My wife and I are looking at houses with the hopes of moving. As such, we have been decluttering our house and organizing all of our stuff. Holy cow what a process.
As I go through all of our things, each thing calls my name wanting my attention. Some things remind me that I have unfinished business with them (a project not completed or a book not read). Others are just hanging out hoping that someday they will be used…I mean, that is why we are saving it, right? Maybe someday…..someday…a future day that does not exist but bares weight on my mind.
It is a process for sure, getting rid of all of this unneeded stuff. This stuff that is getting tossed, sold, or donated is quickly forgotten once it is out of my sight. Which really shows how important said item really was.
Out of this process I have experienced much mental freedom. Strange isn’t it? I get rid of physical stuff and the more peace of mind I have….I would like to get rid of it all. I chuckle as I write this because it is true: I don’t want stuff. I know I (we) need some stuff to operate as a family but there is not reason to hang on to excess…for a future hypothetical someday.
There is, however, one thing I want to own. There is one thing I choose to own that is far more important to me than any of my personal items and that is relationships.
My relationships are the most important thing in my life. In fact, that is the only measuring stick I want to judged by. How strong are my bonds with others? When they think of me what are the thoughts they have? Have we developed a relationship that has left us both better than before we met? These are the questions that I would rather have taking up that mental real estate than say the nagging someday physical item.
Often times we place importance on the material items over our relationships. These material items (smart phones, tablets, cars, books, insert any item) pull us away from those people that matter most. Owning the items really isn’t the issue but it is our compulsive behavior around those items that causes problems.
So in my minds eye we should own our relationships. Tend to them, as they are the most important centerpieces of our life. When we are spending time with others we should strive to be fully engaged. Work not to be possessed by our phones, mindless games, distant thoughts, or dare I say it…social media sites. Let’s be present, be aware, and be alive. There is nothing greater than having real time dialogue with a friend, family member, or for those daring… a stranger. Let us be here and now with our relationships.
When relationships become strained or disagreements happen, this is the best time to fully own them. Own the responsibility to make amends, to seek clarification, to bring the relationship back to, at minimum, neutral ground. We might feel right in an argument but that does not mean that we can’t own the result. Feeling right is not justification for allowing a person/relationship to suffer.
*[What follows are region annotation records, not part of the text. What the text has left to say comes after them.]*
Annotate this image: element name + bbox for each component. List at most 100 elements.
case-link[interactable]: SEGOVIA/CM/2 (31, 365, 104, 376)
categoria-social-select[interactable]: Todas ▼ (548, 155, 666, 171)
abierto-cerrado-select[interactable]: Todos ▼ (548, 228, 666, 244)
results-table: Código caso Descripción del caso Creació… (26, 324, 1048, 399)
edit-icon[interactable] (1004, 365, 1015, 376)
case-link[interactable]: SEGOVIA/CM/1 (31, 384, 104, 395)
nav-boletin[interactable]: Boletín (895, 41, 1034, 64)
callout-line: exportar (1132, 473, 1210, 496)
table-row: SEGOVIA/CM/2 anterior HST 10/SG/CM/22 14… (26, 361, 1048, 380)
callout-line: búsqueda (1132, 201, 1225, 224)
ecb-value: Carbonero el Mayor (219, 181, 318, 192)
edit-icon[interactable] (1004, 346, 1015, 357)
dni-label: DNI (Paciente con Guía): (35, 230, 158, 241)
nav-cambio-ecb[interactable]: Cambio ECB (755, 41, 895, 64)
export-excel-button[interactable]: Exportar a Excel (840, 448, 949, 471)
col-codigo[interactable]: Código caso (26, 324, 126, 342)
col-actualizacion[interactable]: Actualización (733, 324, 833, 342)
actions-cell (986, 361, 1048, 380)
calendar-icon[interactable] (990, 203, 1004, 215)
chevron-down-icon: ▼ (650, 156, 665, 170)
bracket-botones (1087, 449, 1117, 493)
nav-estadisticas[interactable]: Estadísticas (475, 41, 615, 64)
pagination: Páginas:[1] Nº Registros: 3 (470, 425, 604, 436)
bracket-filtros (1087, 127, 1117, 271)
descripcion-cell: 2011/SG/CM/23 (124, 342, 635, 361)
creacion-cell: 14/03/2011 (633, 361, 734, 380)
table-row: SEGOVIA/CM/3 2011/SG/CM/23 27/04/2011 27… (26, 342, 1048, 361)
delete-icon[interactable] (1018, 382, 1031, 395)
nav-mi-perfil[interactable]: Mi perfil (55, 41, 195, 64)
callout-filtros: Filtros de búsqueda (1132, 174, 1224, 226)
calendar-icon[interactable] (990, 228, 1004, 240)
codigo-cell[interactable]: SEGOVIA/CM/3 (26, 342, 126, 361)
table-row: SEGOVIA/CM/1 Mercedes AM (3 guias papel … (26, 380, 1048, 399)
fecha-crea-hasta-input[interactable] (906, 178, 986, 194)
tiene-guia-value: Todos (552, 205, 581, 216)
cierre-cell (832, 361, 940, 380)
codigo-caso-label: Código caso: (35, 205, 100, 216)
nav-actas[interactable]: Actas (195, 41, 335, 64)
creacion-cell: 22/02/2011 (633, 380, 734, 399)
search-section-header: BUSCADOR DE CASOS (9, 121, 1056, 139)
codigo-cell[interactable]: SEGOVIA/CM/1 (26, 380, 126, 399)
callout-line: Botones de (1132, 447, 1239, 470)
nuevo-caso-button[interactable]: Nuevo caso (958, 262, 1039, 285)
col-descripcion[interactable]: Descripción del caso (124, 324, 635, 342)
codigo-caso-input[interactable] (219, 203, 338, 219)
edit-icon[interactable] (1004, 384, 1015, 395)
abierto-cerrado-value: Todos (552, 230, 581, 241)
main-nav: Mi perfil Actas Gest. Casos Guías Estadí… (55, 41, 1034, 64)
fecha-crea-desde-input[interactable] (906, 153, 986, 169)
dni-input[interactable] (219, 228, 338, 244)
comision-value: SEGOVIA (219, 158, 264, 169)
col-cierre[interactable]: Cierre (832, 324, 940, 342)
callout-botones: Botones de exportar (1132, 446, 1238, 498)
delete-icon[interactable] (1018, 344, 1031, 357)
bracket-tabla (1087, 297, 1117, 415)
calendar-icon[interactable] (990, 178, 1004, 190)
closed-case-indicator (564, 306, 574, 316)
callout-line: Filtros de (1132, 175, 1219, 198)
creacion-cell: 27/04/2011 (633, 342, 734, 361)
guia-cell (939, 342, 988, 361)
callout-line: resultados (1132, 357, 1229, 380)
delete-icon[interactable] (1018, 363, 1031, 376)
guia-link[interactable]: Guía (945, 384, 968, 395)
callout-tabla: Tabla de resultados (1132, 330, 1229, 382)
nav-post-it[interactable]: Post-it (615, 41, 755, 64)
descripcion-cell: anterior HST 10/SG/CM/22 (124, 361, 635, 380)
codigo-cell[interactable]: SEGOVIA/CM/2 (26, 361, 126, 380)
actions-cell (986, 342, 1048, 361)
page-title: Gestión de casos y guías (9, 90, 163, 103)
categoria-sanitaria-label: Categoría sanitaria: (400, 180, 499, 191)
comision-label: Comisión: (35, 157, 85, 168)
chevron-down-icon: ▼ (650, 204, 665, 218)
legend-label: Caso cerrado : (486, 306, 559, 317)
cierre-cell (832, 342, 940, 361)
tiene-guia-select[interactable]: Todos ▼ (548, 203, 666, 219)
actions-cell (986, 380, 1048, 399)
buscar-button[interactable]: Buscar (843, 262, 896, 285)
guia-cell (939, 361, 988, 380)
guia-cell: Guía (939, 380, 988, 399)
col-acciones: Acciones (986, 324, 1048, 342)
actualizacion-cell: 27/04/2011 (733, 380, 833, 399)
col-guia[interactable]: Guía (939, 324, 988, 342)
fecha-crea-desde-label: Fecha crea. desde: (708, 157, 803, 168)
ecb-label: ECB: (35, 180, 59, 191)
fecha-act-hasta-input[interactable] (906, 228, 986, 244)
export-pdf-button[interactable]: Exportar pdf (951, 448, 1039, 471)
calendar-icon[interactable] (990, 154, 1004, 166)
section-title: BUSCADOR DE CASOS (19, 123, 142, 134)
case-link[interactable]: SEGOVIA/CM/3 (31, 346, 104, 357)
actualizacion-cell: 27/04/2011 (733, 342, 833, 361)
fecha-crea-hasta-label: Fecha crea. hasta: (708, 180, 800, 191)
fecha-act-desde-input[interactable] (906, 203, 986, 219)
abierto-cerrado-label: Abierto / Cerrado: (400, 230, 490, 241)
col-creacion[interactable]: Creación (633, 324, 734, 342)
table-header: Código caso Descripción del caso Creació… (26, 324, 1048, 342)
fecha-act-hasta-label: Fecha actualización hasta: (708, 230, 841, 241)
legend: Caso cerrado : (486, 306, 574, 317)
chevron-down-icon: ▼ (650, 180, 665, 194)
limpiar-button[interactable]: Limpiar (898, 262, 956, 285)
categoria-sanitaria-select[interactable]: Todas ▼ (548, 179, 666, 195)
“You can always be right, or you can get along—choose one.” —Joshua Fields Millburn
Naturally, we can only go so far here yet the goal is to know that we have tended to the relationship as best we could regardless of who is right or wrong. It is ok to disagree (even healthy) but, to me, it is not ok to allow a disagreement to get in the way of what matters most…a healthy relationship.
In practice, deeper meaning with others will emerge. It has been my experience that lasting contentment is found through my relationships but not through all of my material items. Tending to my relationships has helped me transform and grow as an individual. My physical stuff usually serves as a distraction and a source of mental friction.
“The meeting of two personalities is like the contact of two chemical substances: if there is any reaction, both are transformed.”
As always I have lots of work to do but that is why I am here: to grow, to create, and to polish out all of the blemishes.
Toss the physical and mental garbage…you don’t need it. It will feel great once it is gone.